Lawyers for Migrants Press Appeals Court to Stop Trump's Use of Alien Enemies Act
The American Civil Liberties Union asked a federal appeals court early Saturday morning to stop President Trump from using a rarely invoked 18th-century law to deport scores of Venezuelans accused of being gang members to a prison in El Salvador.
The A.C.L.U.'s request to the U.S. Court of Appeals for the Fifth Circuit in New Orleans was an opening salvo in what is likely to be the decisive legal battle over Mr. Trump's attempts to use the law, the Alien Enemies Act, as a centerpiece of his aggressive deportation agenda.
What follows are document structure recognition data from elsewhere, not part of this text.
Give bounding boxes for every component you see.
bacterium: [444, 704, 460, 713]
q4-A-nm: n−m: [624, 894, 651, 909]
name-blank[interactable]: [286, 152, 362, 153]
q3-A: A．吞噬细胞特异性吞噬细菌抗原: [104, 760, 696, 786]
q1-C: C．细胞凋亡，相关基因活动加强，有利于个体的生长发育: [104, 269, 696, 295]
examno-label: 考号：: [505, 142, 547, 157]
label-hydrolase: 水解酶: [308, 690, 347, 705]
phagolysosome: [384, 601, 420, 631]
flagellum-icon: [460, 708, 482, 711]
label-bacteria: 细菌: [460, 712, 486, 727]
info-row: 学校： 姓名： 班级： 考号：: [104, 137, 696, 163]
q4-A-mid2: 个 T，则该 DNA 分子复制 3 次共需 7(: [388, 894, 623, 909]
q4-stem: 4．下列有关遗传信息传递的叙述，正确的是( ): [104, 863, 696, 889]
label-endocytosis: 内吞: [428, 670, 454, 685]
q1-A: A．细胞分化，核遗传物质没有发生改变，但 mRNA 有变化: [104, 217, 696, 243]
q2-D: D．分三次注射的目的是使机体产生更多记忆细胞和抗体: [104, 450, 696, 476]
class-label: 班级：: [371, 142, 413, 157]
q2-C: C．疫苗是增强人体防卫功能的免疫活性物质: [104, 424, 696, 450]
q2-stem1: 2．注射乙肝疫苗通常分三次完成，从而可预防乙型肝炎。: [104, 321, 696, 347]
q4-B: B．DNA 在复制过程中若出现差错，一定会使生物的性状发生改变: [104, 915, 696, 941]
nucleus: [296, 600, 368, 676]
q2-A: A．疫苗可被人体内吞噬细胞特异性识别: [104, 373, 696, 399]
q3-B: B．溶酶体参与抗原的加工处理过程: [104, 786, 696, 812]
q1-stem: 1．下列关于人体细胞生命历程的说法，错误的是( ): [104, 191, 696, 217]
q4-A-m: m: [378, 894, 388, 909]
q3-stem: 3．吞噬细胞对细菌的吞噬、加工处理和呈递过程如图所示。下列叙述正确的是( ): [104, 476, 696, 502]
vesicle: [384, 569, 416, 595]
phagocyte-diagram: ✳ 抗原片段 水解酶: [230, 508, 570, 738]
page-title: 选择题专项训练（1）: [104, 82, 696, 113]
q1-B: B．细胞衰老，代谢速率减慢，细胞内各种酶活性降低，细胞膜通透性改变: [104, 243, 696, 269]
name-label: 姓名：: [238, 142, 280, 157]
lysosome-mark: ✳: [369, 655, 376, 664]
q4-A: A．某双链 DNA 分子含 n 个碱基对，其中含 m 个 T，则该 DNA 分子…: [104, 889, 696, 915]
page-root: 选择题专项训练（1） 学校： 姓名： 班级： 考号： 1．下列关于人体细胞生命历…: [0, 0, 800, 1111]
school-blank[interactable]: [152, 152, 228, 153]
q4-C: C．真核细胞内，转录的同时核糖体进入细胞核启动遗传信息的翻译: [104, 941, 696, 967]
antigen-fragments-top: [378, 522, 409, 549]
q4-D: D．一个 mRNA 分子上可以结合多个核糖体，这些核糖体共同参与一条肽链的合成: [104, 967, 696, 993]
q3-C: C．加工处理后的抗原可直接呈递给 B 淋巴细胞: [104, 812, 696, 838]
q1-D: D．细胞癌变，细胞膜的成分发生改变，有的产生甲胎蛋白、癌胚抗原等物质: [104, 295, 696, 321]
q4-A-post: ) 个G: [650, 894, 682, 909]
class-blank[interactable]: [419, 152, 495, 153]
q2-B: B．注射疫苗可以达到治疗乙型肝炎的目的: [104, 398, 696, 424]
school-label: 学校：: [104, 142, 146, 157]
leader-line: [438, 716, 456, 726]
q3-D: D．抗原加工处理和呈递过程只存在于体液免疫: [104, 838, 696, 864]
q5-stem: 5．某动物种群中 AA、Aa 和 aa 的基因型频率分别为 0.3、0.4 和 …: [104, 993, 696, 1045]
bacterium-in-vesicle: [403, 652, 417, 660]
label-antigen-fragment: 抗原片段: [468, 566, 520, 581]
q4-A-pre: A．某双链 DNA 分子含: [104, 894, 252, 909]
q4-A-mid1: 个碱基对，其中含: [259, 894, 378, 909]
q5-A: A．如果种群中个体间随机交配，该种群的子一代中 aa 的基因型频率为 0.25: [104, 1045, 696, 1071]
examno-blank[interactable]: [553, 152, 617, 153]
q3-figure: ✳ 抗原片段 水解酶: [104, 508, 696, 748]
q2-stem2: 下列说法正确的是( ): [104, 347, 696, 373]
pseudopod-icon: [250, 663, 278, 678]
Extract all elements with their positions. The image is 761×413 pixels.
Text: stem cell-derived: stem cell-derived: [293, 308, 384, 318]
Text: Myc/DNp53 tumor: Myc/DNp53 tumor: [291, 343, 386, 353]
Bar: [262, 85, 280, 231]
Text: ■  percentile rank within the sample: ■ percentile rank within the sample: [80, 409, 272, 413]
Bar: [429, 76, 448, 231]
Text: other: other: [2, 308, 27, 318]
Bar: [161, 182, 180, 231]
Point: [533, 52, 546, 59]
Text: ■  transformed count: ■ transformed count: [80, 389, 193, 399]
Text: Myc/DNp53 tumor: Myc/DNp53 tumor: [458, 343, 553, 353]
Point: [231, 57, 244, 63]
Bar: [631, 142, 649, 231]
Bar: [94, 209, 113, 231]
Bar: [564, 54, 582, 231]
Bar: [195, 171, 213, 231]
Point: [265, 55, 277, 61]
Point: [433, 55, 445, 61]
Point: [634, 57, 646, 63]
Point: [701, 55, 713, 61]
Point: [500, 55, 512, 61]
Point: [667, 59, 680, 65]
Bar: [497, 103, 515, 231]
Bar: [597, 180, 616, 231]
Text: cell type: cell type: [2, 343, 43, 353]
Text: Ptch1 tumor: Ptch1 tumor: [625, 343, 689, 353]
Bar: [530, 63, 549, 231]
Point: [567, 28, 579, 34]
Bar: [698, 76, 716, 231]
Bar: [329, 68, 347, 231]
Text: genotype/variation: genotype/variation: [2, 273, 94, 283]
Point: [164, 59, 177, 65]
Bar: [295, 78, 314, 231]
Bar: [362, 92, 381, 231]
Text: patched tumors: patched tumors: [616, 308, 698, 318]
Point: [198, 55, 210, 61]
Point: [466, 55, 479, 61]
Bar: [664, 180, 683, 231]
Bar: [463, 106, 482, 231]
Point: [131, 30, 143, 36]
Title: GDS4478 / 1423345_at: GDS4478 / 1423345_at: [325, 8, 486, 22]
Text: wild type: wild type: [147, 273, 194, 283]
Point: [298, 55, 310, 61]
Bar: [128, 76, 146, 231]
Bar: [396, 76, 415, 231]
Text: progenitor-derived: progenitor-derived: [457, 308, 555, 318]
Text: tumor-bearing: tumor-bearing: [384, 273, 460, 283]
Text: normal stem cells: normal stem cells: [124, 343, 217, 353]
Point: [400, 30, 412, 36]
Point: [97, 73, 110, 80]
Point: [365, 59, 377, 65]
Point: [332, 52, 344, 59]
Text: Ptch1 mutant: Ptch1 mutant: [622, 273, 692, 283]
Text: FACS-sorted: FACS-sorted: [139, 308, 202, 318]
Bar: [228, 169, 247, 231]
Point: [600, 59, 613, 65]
The case in front of the appeals court, which emerged from a lawsuit filed in Texas in April, is poised to become the first of its kind to receive a full hearing by the Supreme Court. The justices could get the case later this year and when they do, they will ultimately settle the question of whether Mr. Trump has used the wartime statute lawfully.
For more than three months, the A.C.L.U. has been rushing from court to court across the country, filing lawsuits in an effort to stop the Trump administration from deporting Venezuelans accused of being members of the street gang Tren de Aragua under the Alien Enemies Act.
The act, which was passed more than two centuries ago, gives the government expansive powers to round up and expel citizens of hostile foreign nations, but only at times when war has been declared or during an invasion. The administration has claimed that the presence of Tren de Aragua in United States is tantamount to an invasion and that its members have been acting at the behest of a hostile Venezuelan government.
But that position has been rejected by federal judges in New York, Texas, and Colorado, all of whom have issued separate orders declaring that Mr. Trump has been using the act unlawfully. Only one federal judge, in Pennsylvania, has upheld his proclamation invoking the law.